Ebbene – mi creda – il consumatore va educato, e come i bambini piccoli non può essere assecondato in tutto, va aiutato a capire quasi prendendolo per mano e chiarendo ogni minimo dubbio. Per questo ho chiarito tutti gli aspetti più controversi nel mio libro Friggere bene, scritto con lo chef Giuseppe Capano per le edizioni Tecniche Nuove: qui link esterno o qui link esterno



C’è una scarsa conoscenza dell’argomento frittura e tanti luoghi comuni e pregiudizi che affollano le conversazioni di molti in tema di frittura. Sono convinto che su questioni come il punto di fumo, la scelta dei grassi più idonei e tanto altro ancora possa avere grande peso le affermazioni di alcuni nutrizionisti che proprio al riguardo ho voluto interpellare, riportando nel libro quanto occorre sapere per sciogliere ogni esitazione.

Non ritiene che sia meglio affidarsi a studiosi che con le loro puntuali ricerche hanno qualcosa di buono da dire in tema di frittura? Io, tra i ricercatori che conoscono sia la materia prima, sia le dinamiche della frittura, e tra i consumatori che dichiarano certe loro sensazioni, preferisco di gran lunga i pareri degli studiosi.

Non posso qui riportare quanto è contenuto nel libro, e non resta altro che leggerlo, dunque.
Lei ha ragione da vendere nel sostenere che i puristi, o, come sarcasticamente li definisce, i “puritani del gusto”, possano a volte eccedere nelle loro valutazioni, ma anche lei, alla stessa stregua, essendo parte di un’azienda olearia, ed essendo direttamente implicato in un prodotto che ha una sua vita commerciale, non può per questo essere oggettivo nell’esprimere una preferenza verso gli oli di oliva piuttosto che gli extra vergini.
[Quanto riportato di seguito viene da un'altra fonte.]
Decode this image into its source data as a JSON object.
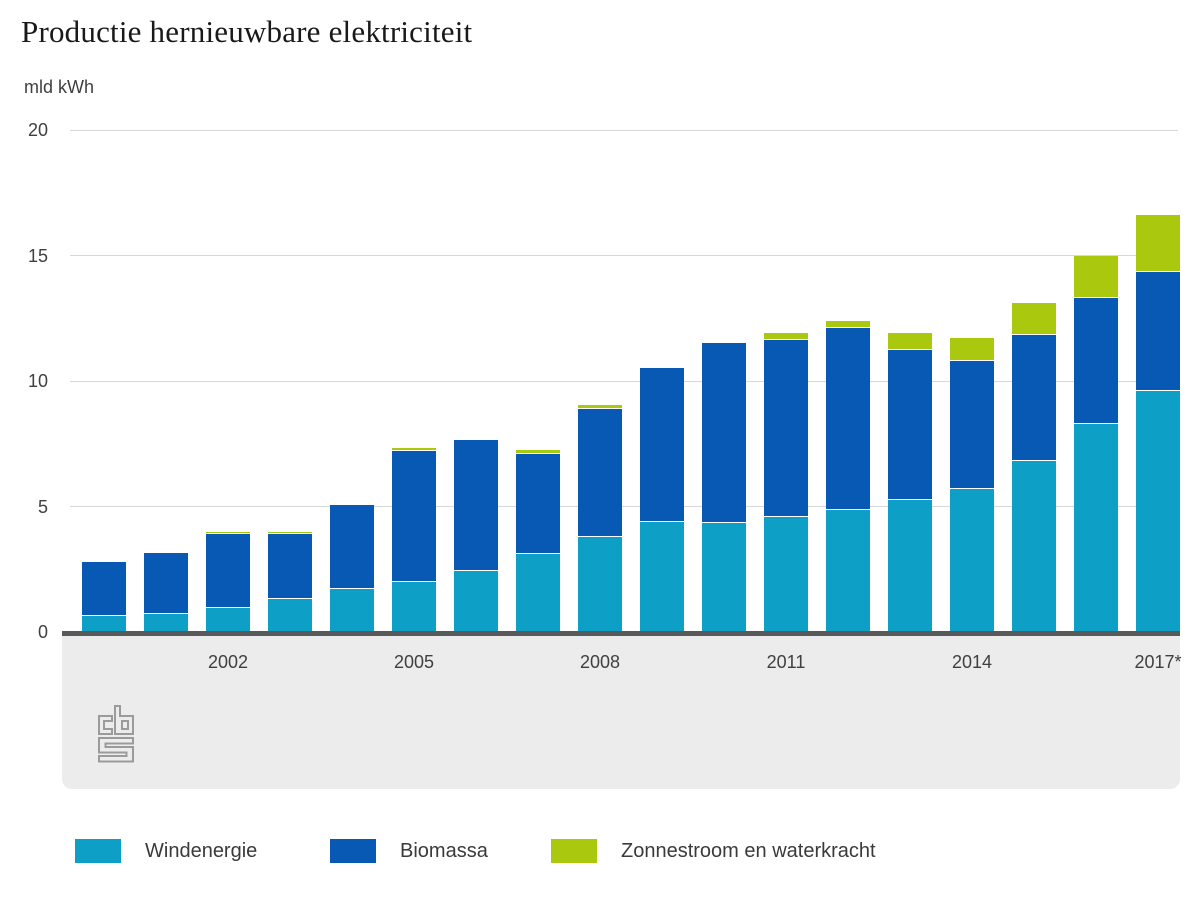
{
  "title": "Productie hernieuwbare elektriciteit",
  "y_axis": {
    "unit": "mld kWh",
    "ticks": [
      20,
      15,
      10,
      5,
      0
    ]
  },
  "x_axis": {
    "labels": [
      {
        "text": "2002",
        "bar_index": 2
      },
      {
        "text": "2005",
        "bar_index": 5
      },
      {
        "text": "2008",
        "bar_index": 8
      },
      {
        "text": "2011",
        "bar_index": 11
      },
      {
        "text": "2014",
        "bar_index": 14
      },
      {
        "text": "2017*",
        "bar_index": 17
      }
    ]
  },
  "legend": {
    "items": [
      {
        "label": "Windenergie",
        "color": "#0d9fc5"
      },
      {
        "label": "Biomassa",
        "color": "#0859b4"
      },
      {
        "label": "Zonnestroom en waterkracht",
        "color": "#aac80e"
      }
    ]
  },
  "branding": {
    "logo": "cbs-logo",
    "logo_color": "#9b9b9b"
  },
  "colors": {
    "axis": "#58595b",
    "grid": "#d8d8d8",
    "band": "#ececec",
    "tick_text": "#404040"
  },
  "chart_data": {
    "type": "bar",
    "stacked": true,
    "title": "Productie hernieuwbare elektriciteit",
    "ylabel": "mld kWh",
    "ylim": [
      0,
      20
    ],
    "grid": true,
    "legend_position": "bottom",
    "categories": [
      2000,
      2001,
      2002,
      2003,
      2004,
      2005,
      2006,
      2007,
      2008,
      2009,
      2010,
      2011,
      2012,
      2013,
      2014,
      2015,
      2016,
      2017
    ],
    "shown_tick_labels": [
      "2002",
      "2005",
      "2008",
      "2011",
      "2014",
      "2017*"
    ],
    "series": [
      {
        "name": "Windenergie",
        "color": "#0d9fc5",
        "values": [
          0.65,
          0.7,
          0.95,
          1.3,
          1.7,
          2.0,
          2.45,
          3.1,
          3.8,
          4.4,
          4.35,
          4.6,
          4.85,
          5.25,
          5.7,
          6.8,
          8.3,
          9.6
        ]
      },
      {
        "name": "Biomassa",
        "color": "#0859b4",
        "values": [
          2.15,
          2.45,
          2.95,
          2.6,
          3.35,
          5.2,
          5.2,
          4.0,
          5.1,
          6.1,
          7.15,
          7.05,
          7.25,
          6.0,
          5.1,
          5.05,
          5.0,
          4.75
        ]
      },
      {
        "name": "Zonnestroom en waterkracht",
        "color": "#aac80e",
        "values": [
          0,
          0,
          0.1,
          0.1,
          0,
          0.15,
          0,
          0.15,
          0.15,
          0,
          0,
          0.25,
          0.3,
          0.65,
          0.9,
          1.25,
          1.7,
          2.25
        ]
      }
    ]
  }
}
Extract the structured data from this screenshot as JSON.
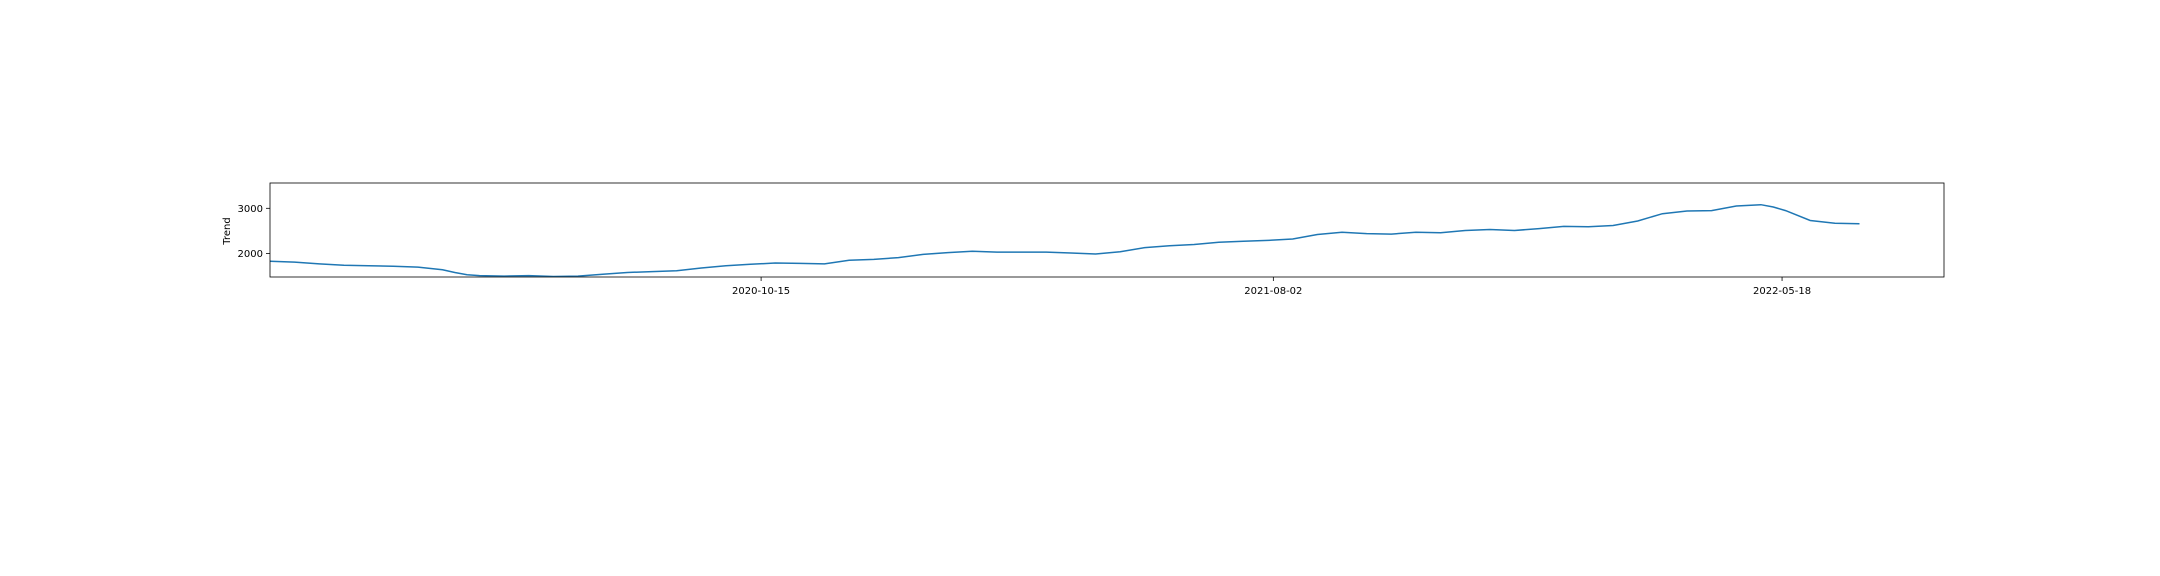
{
  "chart_data": {
    "type": "line",
    "title": "",
    "xlabel": "",
    "ylabel": "Trend",
    "x_tick_labels": [
      "2020-10-15",
      "2021-08-02",
      "2022-05-18"
    ],
    "x_tick_dates": [
      "2020-10-15",
      "2021-08-02",
      "2022-05-18"
    ],
    "y_tick_labels": [
      "2000",
      "3000"
    ],
    "y_tick_values": [
      2000,
      3000
    ],
    "xlim": [
      "2020-01-10",
      "2022-08-18"
    ],
    "ylim": [
      1480,
      3560
    ],
    "grid": false,
    "series": [
      {
        "color": "#1f77b4",
        "points": [
          [
            "2020-01-10",
            1830
          ],
          [
            "2020-01-24",
            1810
          ],
          [
            "2020-02-07",
            1770
          ],
          [
            "2020-02-21",
            1740
          ],
          [
            "2020-03-06",
            1730
          ],
          [
            "2020-03-20",
            1720
          ],
          [
            "2020-04-03",
            1700
          ],
          [
            "2020-04-17",
            1640
          ],
          [
            "2020-04-24",
            1580
          ],
          [
            "2020-05-01",
            1530
          ],
          [
            "2020-05-08",
            1510
          ],
          [
            "2020-05-22",
            1500
          ],
          [
            "2020-06-05",
            1510
          ],
          [
            "2020-06-19",
            1490
          ],
          [
            "2020-07-03",
            1500
          ],
          [
            "2020-07-17",
            1540
          ],
          [
            "2020-07-31",
            1580
          ],
          [
            "2020-08-14",
            1600
          ],
          [
            "2020-08-28",
            1620
          ],
          [
            "2020-09-11",
            1680
          ],
          [
            "2020-09-25",
            1730
          ],
          [
            "2020-10-09",
            1760
          ],
          [
            "2020-10-23",
            1790
          ],
          [
            "2020-11-06",
            1780
          ],
          [
            "2020-11-20",
            1770
          ],
          [
            "2020-12-04",
            1850
          ],
          [
            "2020-12-18",
            1870
          ],
          [
            "2021-01-01",
            1910
          ],
          [
            "2021-01-15",
            1980
          ],
          [
            "2021-01-29",
            2020
          ],
          [
            "2021-02-12",
            2050
          ],
          [
            "2021-02-26",
            2030
          ],
          [
            "2021-03-12",
            2030
          ],
          [
            "2021-03-26",
            2030
          ],
          [
            "2021-04-09",
            2010
          ],
          [
            "2021-04-23",
            1990
          ],
          [
            "2021-05-07",
            2040
          ],
          [
            "2021-05-21",
            2130
          ],
          [
            "2021-06-04",
            2170
          ],
          [
            "2021-06-18",
            2200
          ],
          [
            "2021-07-02",
            2250
          ],
          [
            "2021-07-16",
            2270
          ],
          [
            "2021-07-30",
            2290
          ],
          [
            "2021-08-13",
            2320
          ],
          [
            "2021-08-27",
            2420
          ],
          [
            "2021-09-10",
            2470
          ],
          [
            "2021-09-24",
            2440
          ],
          [
            "2021-10-08",
            2430
          ],
          [
            "2021-10-22",
            2470
          ],
          [
            "2021-11-05",
            2460
          ],
          [
            "2021-11-19",
            2510
          ],
          [
            "2021-12-03",
            2530
          ],
          [
            "2021-12-17",
            2510
          ],
          [
            "2021-12-31",
            2550
          ],
          [
            "2022-01-14",
            2600
          ],
          [
            "2022-01-28",
            2590
          ],
          [
            "2022-02-11",
            2620
          ],
          [
            "2022-02-25",
            2720
          ],
          [
            "2022-03-11",
            2880
          ],
          [
            "2022-03-25",
            2940
          ],
          [
            "2022-04-08",
            2950
          ],
          [
            "2022-04-22",
            3050
          ],
          [
            "2022-05-06",
            3080
          ],
          [
            "2022-05-13",
            3030
          ],
          [
            "2022-05-20",
            2950
          ],
          [
            "2022-06-03",
            2730
          ],
          [
            "2022-06-17",
            2670
          ],
          [
            "2022-07-01",
            2660
          ]
        ]
      }
    ]
  }
}
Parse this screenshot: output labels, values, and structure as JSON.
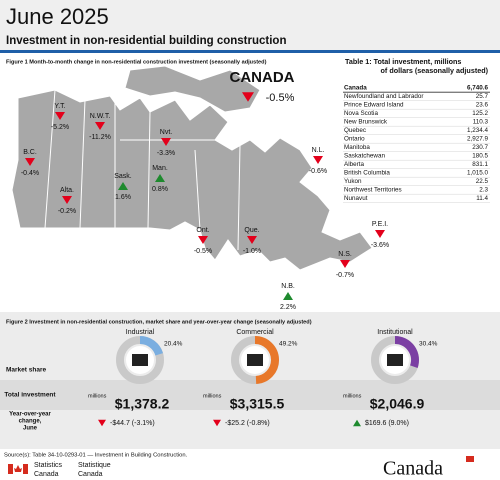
{
  "header": {
    "title": "June 2025",
    "subtitle": "Investment in non-residential building construction"
  },
  "figure1": {
    "title": "Figure 1  Month-to-month change in non-residential construction investment (seasonally adjusted)",
    "canada": {
      "label": "CANADA",
      "value": "-0.5%"
    },
    "regions": [
      {
        "label": "Y.T.",
        "value": "-5.2%"
      },
      {
        "label": "N.W.T.",
        "value": "-11.2%"
      },
      {
        "label": "Nvt.",
        "value": "-3.3%"
      },
      {
        "label": "B.C.",
        "value": "-0.4%"
      },
      {
        "label": "Alta.",
        "value": "-0.2%"
      },
      {
        "label": "Sask.",
        "value": "1.6%"
      },
      {
        "label": "Man.",
        "value": "0.8%"
      },
      {
        "label": "Ont.",
        "value": "-0.5%"
      },
      {
        "label": "Que.",
        "value": "-1.0%"
      },
      {
        "label": "N.L.",
        "value": "-0.6%"
      },
      {
        "label": "P.E.I.",
        "value": "-3.6%"
      },
      {
        "label": "N.S.",
        "value": "-0.7%"
      },
      {
        "label": "N.B.",
        "value": "2.2%"
      }
    ]
  },
  "table1": {
    "title_lines": [
      "Table 1: Total investment, millions",
      "of dollars (seasonally adjusted)"
    ],
    "rows": [
      [
        "Canada",
        "6,740.6"
      ],
      [
        "Newfoundland and Labrador",
        "25.7"
      ],
      [
        "Prince Edward Island",
        "23.6"
      ],
      [
        "Nova Scotia",
        "125.2"
      ],
      [
        "New Brunswick",
        "110.3"
      ],
      [
        "Quebec",
        "1,234.4"
      ],
      [
        "Ontario",
        "2,927.9"
      ],
      [
        "Manitoba",
        "230.7"
      ],
      [
        "Saskatchewan",
        "180.5"
      ],
      [
        "Alberta",
        "831.1"
      ],
      [
        "British Columbia",
        "1,015.0"
      ],
      [
        "Yukon",
        "22.5"
      ],
      [
        "Northwest Territories",
        "2.3"
      ],
      [
        "Nunavut",
        "11.4"
      ]
    ]
  },
  "figure2": {
    "title": "Figure 2 Investment in non-residential construction, market share and year-over-year change (seasonally adjusted)",
    "row_labels": {
      "share": "Market share",
      "total": "Total investment",
      "change": [
        "Year-over-year",
        "change,",
        "June"
      ]
    },
    "sectors": [
      {
        "name": "Industrial",
        "share": 20.4,
        "share_label": "20.4%",
        "color": "#7aaee0",
        "unit": "millions",
        "total": "$1,378.2",
        "change": "-$44.7 (-3.1%)"
      },
      {
        "name": "Commercial",
        "share": 49.2,
        "share_label": "49.2%",
        "color": "#e8782a",
        "unit": "millions",
        "total": "$3,315.5",
        "change": "-$25.2 (-0.8%)"
      },
      {
        "name": "Institutional",
        "share": 30.4,
        "share_label": "30.4%",
        "color": "#7b3fa3",
        "unit": "millions",
        "total": "$2,046.9",
        "change": "$169.6 (9.0%)"
      }
    ]
  },
  "footer": {
    "source": "Source(s): Table 34-10-0293-01 — Investment in Building Construction.",
    "agency_en": [
      "Statistics",
      "Canada"
    ],
    "agency_fr": [
      "Statistique",
      "Canada"
    ],
    "wordmark": "Canada"
  }
}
Nel libro si fa accenno alla qualità degli extra vergini, che è un aspetto da pochi considerato. Anche perché è proprio vero: un cattivo extra vergine non farà mai un buon fritto.

Però, a scanso di equivoci, se proprio si ha da stilare una classifica, un extra vergine di qualità è di gran lunga superiore a qualsiasi olio di oliva.